La CPI face au retrait des pays de l’AES : enjeux et tensions géopolitiques au Sahel
L’Assemblée des États parties à la CPI alerte sur les conséquences du départ du Burkina Faso, du Mali et du Niger
La présidence de l’Assemblée des États parties (AEP) au Statut de Rome a exprimé, en début de semaine, son inquiétude face à l’intention affichée par le Burkina Faso, le Mali et le Niger de quitter la Cour pénale internationale (CPI). Selon la présidente de l’AEP, Päivi Kaukoranta, cette décision menace directement les efforts globaux pour lutter contre l’impunité à l’échelle mondiale.
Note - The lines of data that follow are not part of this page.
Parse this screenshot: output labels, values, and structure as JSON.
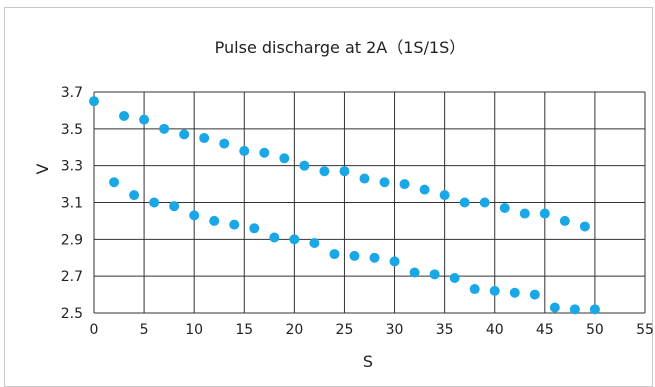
{
  "chart_data": {
    "type": "scatter",
    "title": "Pulse discharge at 2A（1S/1S）",
    "xlabel": "S",
    "ylabel": "V",
    "xlim": [
      0,
      55
    ],
    "ylim": [
      2.5,
      3.7
    ],
    "xticks": [
      0,
      5,
      10,
      15,
      20,
      25,
      30,
      35,
      40,
      45,
      50,
      55
    ],
    "yticks": [
      2.5,
      2.7,
      2.9,
      3.1,
      3.3,
      3.5,
      3.7
    ],
    "grid": true,
    "marker_color": "#1aa7e6",
    "series": [
      {
        "x": [
          0,
          3,
          5,
          7,
          9,
          11,
          13,
          15,
          17,
          19,
          21,
          23,
          25,
          27,
          29,
          31,
          33,
          35,
          37,
          39,
          41,
          43,
          45,
          47,
          49
        ],
        "y": [
          3.65,
          3.57,
          3.55,
          3.5,
          3.47,
          3.45,
          3.42,
          3.38,
          3.37,
          3.34,
          3.3,
          3.27,
          3.27,
          3.23,
          3.21,
          3.2,
          3.17,
          3.14,
          3.1,
          3.1,
          3.07,
          3.04,
          3.04,
          3.0,
          2.97
        ]
      },
      {
        "x": [
          2,
          4,
          6,
          8,
          10,
          12,
          14,
          16,
          18,
          20,
          22,
          24,
          26,
          28,
          30,
          32,
          34,
          36,
          38,
          40,
          42,
          44,
          46,
          48,
          50
        ],
        "y": [
          3.21,
          3.14,
          3.1,
          3.08,
          3.03,
          3.0,
          2.98,
          2.96,
          2.91,
          2.9,
          2.88,
          2.82,
          2.81,
          2.8,
          2.78,
          2.72,
          2.71,
          2.69,
          2.63,
          2.62,
          2.61,
          2.6,
          2.53,
          2.52,
          2.52
        ]
      }
    ]
  }
}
Dans une allocution officielle, elle a souligné que le retrait de ces trois nations africaines pourrait affaiblir la collaboration internationale en matière de justice pénale. Elle a rappelé avec fermeté que la CPI reste un acteur central du système judiciaire international et a appelé à maintenir l’engagement de ces pays envers le Statut de Rome. Elle a également insisté sur l’importance de poursuivre la participation active des trois États aux travaux de l’Assemblée.
Des mécanismes de dialogue existent pour exprimer les désaccords
La direction de l’AEP a mis en avant les outils disponibles pour les États membres souhaitant exprimer leurs réserves. Elle a encouragé vivement le Burkina Faso, le Mali et le Niger à privilégier l’échange constructif plutôt que la rupture. Par ailleurs, elle a précisé qu’un retrait du Statut de Rome ne libère pas un État des obligations qu’il a contractées durant sa période de participation au traité.
Le Niger officialise son départ, une décision aux échéances précises
Cette déclaration intervient après l’envoi officiel de la notification de retrait du Niger à la CPI. L’institution judiciaire a confirmé avoir reçu, le 18 juin 2026, la communication adressée au secrétaire général des Nations unies, dépositaire du traité. Conformément aux dispositions du Statut de Rome, cette décision entrera en vigueur un an plus tard, soit le 18 juin 2027.
Les dirigeants de l’AES dénoncent une justice « sélective » et un outil « néocolonial »
En septembre 2025, les chefs d’État de la Confédération des États du Sahel (AES), composée du Burkina Faso, du Mali et du Niger, avaient annoncé leur intention de quitter la CPI. Dans un communiqué commun, signé par le président malien de transition, le général Assimi Goïta, alors à la tête de l’AES, ils reprochaient à la Cour son incapacité à poursuivre efficacement les responsables des crimes les plus graves. Ils dénonçaient également une justice à leurs yeux « sélective », qu’ils qualifiaient d’instrument de répression néocoloniale.
Les dirigeants de l’AES critiquent en outre le silence de la CPI face à certains crimes commis dans la région, tout en affirmant que l’institution cible des acteurs extérieurs à ce qu’ils décrivent comme le « cercle de l’impunité internationale institutionnalisée ».